Im Nachhinein ist sie nicht stolz auf dieses Verhalten. «Ich behaupte, dass ich mich zum Eigenschutz so verhalten habe. Vor jeder Show war ich furchtbar nervös und mir fehlte das Selbstvertrauen», sagt sie und fährt fort: «Seit Kindheit bin ich depressiv veranlagt, hatte immer Zweifel. Durch das Einschüchtern anderer wurde ich unnahbar. Dabei war ich eigentlich einfach nur froh, wenn am Schluss des Abends alle zufrieden waren.» Festzuhalten gilt: Rüedi konnte ebenso austeilen wie einstecken, ohne dass der Job darunter litt. Knapp 15 Jahre Schüür, langjährige Engagements bei wichtigen Anlässen wie dem Blue Balls Festival oder Funk am See und viele Tourneen mit Projekten aller Art sprechen für ihre Qualität.

«Auch mit 46 bin ich noch lange nicht fertig mit Lernen – und das, obwohl ich doch zugleich ein Kindskopf geblieben bin.»

Trotzdem kam für sie der Moment, sich neu zu orientieren: «Der Job machte mir Spass, aber nach dieser langen Zeit hatte ich irgendwann nicht mehr die Nerven.
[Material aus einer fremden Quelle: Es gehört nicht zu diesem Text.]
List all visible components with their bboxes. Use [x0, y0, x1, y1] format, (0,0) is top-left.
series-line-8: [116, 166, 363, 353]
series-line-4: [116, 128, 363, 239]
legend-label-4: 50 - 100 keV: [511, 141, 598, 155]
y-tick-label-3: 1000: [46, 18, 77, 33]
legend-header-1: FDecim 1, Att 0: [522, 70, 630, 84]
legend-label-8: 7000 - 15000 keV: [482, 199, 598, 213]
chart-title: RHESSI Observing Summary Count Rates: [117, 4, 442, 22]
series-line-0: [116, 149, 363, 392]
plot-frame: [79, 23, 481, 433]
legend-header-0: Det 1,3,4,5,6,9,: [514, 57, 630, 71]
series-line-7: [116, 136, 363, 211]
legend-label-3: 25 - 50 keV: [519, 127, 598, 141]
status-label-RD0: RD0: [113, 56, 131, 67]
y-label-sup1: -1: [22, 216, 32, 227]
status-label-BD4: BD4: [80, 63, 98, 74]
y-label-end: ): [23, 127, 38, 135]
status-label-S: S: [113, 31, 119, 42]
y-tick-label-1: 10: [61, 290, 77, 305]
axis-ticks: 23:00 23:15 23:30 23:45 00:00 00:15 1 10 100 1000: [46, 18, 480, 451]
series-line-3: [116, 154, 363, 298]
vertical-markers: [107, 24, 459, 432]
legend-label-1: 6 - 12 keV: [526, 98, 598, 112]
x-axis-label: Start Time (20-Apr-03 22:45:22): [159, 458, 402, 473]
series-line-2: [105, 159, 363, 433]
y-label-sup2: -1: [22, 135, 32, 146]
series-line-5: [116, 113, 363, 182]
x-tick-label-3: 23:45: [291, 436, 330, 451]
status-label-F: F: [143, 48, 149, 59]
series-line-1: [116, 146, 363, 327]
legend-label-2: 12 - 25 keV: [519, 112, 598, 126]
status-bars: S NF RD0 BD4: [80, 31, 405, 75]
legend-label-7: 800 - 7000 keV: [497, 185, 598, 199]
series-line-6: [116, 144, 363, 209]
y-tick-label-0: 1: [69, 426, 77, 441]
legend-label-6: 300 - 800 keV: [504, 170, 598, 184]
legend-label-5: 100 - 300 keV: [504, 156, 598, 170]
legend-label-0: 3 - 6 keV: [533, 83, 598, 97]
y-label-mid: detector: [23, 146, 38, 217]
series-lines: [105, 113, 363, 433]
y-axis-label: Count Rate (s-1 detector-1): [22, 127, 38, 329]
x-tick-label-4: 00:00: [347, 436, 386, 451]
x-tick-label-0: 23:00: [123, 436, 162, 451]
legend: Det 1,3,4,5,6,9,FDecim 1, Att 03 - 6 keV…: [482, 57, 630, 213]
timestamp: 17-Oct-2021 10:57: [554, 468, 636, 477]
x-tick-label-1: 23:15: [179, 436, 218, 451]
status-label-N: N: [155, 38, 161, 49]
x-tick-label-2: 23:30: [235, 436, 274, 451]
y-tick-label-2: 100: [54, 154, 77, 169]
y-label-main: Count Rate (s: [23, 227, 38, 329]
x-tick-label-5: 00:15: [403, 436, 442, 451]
Ausserdem wollte ich einer jüngeren Person Platz machen.» Nach Zwischenstationen bei Auviso und dem KKL arbeitet die Luzernerin inzwischen Teilzeit für die junge Amuel AG, die im Bereich Audiovisuelle Montage- und Eventtechnik tätig ist. Dort hat sie neben handwerklichen Tätigkeiten neu auch Büroarbeiten übernommen. Ihre Erfahrung, ihre Neugier und viele Weisheiten, die in ihrer Menge diesen Artikel sprengen würden, begleiten sie dabei weiter. Und machen klar: Die Geschichten gehen Franzisca Rüedi nie aus. Oder wie sie selbst sagt: «Auch mit 46 bin ich noch lange nicht fertig mit Lernen – und das, obwohl ich doch zugleich ein Kindskopf geblieben bin.»

Hier gibt’s Diversität!

Die Vernetzungsplattform Helvetiarockt sorgt ab Oktober dafür, dass künftig alle eine Frau finden – fürs Podium, eine Publikation oder ihren Event. In der Datenbank «Music Directory» können sich Frauen, inter-, trans- und non-binäre Menschen registrieren, die der Schweizer Musikbranche angehören. Willkommen sind Leute in verschiedensten Funktionen – ob sie nun singen, verkabeln oder über Musik berichten. Die Datenbank soll zudem die Sichtbarkeit erhöhen, Vorbilder zeigen und die Community stärken.